Auf dem Land war die Lage vielerorts durch arme Kleinbauern gekennzeichnet, die landwirtschaftliche Betriebe von zwei bis fünf Hektar Besitz bewirtschafteten. Zumeist genügte das Arbeitspotenzial der Familie, die kleinen Parzellen zu bestellen. Oft bedurfte es aber des gleichzeitigen Verdiensts in anderen Wirtschaftsbereichen, um den Unterhalt der Familie zu sichern. So stieg die Zahl der armen Wanderarbeiter und Tagelöhner ohne regelmäßige Arbeit. In der ersten Hälfte des 19. Jahrhunderts stellten die ländlichen Unterschichten die größte Zuwanderungsgruppe in den nun wachsenden deutschen Städten. Auf den größeren Bauernhöfen befanden sich Knechte und Mägde in starker Abhängigkeit vom Gutsherrn, dessen Wort für sie praktisch Gesetzeskraft besaß. Extrem lange Arbeitszeiten, geringer Lohn und erzwungene Ehelosigkeit steigerten die Unzufriedenheit, die oft genug in Alkohol ertränkt wurde.  

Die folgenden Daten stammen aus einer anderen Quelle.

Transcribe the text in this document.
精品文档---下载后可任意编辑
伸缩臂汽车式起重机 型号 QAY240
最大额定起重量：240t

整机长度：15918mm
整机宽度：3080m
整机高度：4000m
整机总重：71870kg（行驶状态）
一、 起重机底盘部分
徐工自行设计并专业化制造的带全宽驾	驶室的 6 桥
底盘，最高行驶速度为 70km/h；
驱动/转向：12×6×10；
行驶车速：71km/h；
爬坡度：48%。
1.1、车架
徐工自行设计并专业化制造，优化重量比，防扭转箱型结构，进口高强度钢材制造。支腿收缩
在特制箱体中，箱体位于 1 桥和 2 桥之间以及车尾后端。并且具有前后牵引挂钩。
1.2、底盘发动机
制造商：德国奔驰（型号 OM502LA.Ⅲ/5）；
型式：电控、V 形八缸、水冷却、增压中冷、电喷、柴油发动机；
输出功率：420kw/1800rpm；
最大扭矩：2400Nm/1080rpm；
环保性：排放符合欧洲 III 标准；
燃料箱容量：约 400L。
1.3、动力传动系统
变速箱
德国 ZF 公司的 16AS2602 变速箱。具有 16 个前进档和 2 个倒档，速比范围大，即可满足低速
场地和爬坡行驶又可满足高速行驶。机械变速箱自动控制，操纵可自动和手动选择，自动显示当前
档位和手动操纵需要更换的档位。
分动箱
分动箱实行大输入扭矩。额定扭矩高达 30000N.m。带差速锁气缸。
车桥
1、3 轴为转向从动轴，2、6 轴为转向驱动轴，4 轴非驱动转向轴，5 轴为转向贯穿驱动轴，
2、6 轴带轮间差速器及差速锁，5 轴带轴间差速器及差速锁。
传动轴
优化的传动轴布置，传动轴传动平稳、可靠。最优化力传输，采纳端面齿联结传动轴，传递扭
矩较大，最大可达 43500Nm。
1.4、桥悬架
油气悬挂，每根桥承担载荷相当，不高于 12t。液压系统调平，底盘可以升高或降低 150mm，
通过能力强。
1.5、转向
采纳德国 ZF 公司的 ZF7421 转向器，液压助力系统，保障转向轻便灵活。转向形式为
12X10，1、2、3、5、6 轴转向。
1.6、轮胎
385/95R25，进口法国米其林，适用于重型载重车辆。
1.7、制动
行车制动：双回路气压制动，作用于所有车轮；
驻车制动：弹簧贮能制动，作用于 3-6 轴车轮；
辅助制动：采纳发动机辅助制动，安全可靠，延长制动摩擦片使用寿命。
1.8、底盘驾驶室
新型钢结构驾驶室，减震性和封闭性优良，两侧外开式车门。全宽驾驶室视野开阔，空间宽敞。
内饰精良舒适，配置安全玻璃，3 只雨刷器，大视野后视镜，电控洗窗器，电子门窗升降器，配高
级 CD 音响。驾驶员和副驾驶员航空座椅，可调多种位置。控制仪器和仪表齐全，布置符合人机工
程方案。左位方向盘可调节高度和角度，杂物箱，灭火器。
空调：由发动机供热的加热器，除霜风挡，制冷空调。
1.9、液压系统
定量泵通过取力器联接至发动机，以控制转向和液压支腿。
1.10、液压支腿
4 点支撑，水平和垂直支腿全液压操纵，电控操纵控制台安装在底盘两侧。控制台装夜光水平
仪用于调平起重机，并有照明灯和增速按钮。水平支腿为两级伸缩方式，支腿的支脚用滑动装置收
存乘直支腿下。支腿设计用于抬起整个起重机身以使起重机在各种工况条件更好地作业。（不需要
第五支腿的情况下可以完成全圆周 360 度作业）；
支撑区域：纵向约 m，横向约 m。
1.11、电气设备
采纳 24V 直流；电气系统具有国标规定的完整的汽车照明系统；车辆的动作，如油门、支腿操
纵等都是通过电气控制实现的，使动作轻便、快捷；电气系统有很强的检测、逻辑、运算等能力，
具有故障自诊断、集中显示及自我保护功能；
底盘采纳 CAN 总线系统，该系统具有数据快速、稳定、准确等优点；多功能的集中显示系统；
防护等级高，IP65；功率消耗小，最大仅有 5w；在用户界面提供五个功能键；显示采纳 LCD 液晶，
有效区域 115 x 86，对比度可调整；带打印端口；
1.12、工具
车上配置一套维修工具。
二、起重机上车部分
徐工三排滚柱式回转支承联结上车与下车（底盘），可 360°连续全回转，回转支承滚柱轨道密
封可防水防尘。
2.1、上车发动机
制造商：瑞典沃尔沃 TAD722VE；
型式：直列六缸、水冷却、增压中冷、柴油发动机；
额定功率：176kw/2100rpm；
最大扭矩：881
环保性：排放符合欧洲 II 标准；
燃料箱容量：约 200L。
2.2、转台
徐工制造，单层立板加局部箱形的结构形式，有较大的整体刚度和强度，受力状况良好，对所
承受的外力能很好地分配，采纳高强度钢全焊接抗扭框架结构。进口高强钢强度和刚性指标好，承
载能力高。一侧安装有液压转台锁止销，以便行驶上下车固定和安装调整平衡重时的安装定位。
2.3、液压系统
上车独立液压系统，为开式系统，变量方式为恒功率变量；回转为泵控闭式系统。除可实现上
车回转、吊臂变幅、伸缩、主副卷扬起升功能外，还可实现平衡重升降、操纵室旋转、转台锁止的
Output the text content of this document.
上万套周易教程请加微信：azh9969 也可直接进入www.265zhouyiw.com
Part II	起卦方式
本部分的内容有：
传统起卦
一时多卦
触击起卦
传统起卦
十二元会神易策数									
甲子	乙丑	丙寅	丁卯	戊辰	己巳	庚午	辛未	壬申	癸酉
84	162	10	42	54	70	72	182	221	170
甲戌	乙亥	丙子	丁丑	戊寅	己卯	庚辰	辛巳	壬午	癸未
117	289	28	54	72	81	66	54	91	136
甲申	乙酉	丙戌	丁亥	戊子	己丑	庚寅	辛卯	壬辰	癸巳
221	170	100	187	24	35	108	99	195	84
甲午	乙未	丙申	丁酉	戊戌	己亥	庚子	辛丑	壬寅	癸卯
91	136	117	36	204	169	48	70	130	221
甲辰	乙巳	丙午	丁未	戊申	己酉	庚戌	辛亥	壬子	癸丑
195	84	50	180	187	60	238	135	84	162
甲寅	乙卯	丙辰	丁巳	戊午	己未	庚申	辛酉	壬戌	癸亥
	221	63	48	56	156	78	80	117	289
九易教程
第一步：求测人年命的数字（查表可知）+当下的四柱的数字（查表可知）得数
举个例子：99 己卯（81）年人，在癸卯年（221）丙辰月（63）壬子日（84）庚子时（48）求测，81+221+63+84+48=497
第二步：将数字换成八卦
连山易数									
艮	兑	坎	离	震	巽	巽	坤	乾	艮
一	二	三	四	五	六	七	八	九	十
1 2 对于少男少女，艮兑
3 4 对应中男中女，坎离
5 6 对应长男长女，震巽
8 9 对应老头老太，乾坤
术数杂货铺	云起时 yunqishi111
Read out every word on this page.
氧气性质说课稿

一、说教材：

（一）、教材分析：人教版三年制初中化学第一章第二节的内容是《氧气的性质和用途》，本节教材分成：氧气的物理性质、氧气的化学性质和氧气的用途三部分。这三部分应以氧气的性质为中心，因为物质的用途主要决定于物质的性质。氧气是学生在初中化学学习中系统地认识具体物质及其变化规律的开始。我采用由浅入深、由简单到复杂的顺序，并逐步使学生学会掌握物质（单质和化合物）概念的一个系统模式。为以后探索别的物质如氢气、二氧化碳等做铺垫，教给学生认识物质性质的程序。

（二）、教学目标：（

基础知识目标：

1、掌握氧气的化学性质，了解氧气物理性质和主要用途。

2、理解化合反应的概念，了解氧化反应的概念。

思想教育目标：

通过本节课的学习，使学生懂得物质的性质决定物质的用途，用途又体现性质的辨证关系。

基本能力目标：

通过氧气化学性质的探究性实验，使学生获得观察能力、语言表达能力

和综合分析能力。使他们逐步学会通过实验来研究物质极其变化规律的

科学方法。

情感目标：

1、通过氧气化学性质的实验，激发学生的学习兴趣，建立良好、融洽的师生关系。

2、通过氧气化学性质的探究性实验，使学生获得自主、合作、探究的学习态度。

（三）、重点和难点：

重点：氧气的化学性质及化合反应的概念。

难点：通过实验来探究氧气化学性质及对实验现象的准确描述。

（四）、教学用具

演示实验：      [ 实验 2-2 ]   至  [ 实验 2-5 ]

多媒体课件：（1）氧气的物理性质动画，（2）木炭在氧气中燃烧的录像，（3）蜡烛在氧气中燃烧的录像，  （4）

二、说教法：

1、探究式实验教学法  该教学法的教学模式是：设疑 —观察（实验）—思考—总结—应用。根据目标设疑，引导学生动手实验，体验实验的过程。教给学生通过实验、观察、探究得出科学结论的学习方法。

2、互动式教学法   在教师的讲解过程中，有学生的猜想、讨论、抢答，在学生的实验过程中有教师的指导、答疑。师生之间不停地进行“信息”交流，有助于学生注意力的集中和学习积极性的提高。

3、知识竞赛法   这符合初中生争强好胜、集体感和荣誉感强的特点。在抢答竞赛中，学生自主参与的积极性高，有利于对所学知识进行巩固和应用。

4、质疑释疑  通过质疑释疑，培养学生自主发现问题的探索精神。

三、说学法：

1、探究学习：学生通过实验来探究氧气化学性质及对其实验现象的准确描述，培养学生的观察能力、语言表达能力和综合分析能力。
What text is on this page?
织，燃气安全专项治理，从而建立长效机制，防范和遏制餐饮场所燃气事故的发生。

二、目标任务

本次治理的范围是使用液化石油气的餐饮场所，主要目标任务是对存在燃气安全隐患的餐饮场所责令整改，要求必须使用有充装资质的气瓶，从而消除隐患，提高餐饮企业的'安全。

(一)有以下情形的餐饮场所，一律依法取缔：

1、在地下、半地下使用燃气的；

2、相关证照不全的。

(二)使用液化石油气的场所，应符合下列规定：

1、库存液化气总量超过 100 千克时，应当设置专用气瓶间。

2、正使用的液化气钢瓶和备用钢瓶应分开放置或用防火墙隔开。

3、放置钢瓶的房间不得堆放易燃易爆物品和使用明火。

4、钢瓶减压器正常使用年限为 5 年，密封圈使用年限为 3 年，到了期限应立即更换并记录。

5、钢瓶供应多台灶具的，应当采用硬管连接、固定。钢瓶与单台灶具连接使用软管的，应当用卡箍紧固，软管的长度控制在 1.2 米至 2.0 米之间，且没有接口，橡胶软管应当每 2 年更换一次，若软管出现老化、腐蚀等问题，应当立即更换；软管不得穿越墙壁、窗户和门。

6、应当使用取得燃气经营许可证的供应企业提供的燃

Der vergleichsweise preisgünstige Branntwein stellte neben dem Brot das Lebensbedürfnis vor allem der unteren Bevölkerungsschichten dar – nicht zuletzt auch zum Stillen von Hunger. In der ersten Hälfte des 19. Jahrhunderts galt der Alkoholismus mitsamt seinen negativen sozialen Begleiterscheinungen vielerorts als „Pest der Zeit“. Oftmals bekamen schon Kleinkinder Branntwein verabreicht, damit sie in der Nacht ruhiger schliefen oder damit das mit ihm beträufelte trockene Brot zumindest ein wenig Geschmack aufwies. Die ohnehin hohe Säuglings- und Kindersterblichkeit nahm noch einmal dramatisch zu, als Missernten 1846/47 zu schwerer Hungersnot führten. In Zeiten ohne psychologische Hilfe fanden Eltern und Geschwister in der Regel einzig in der Kirche als Ort institutionalisierter Trauerarbeit und Todesbewältigung Trost und Zuversicht. Gläubigkeit nährte die Hoffnung, dass der frühe Tod von oft mehr als der Hälfte der Kinder einen Sinn habe und dass der Himmel ihnen ein besseres Dasein bereithalte als das harte Leben auf Erden.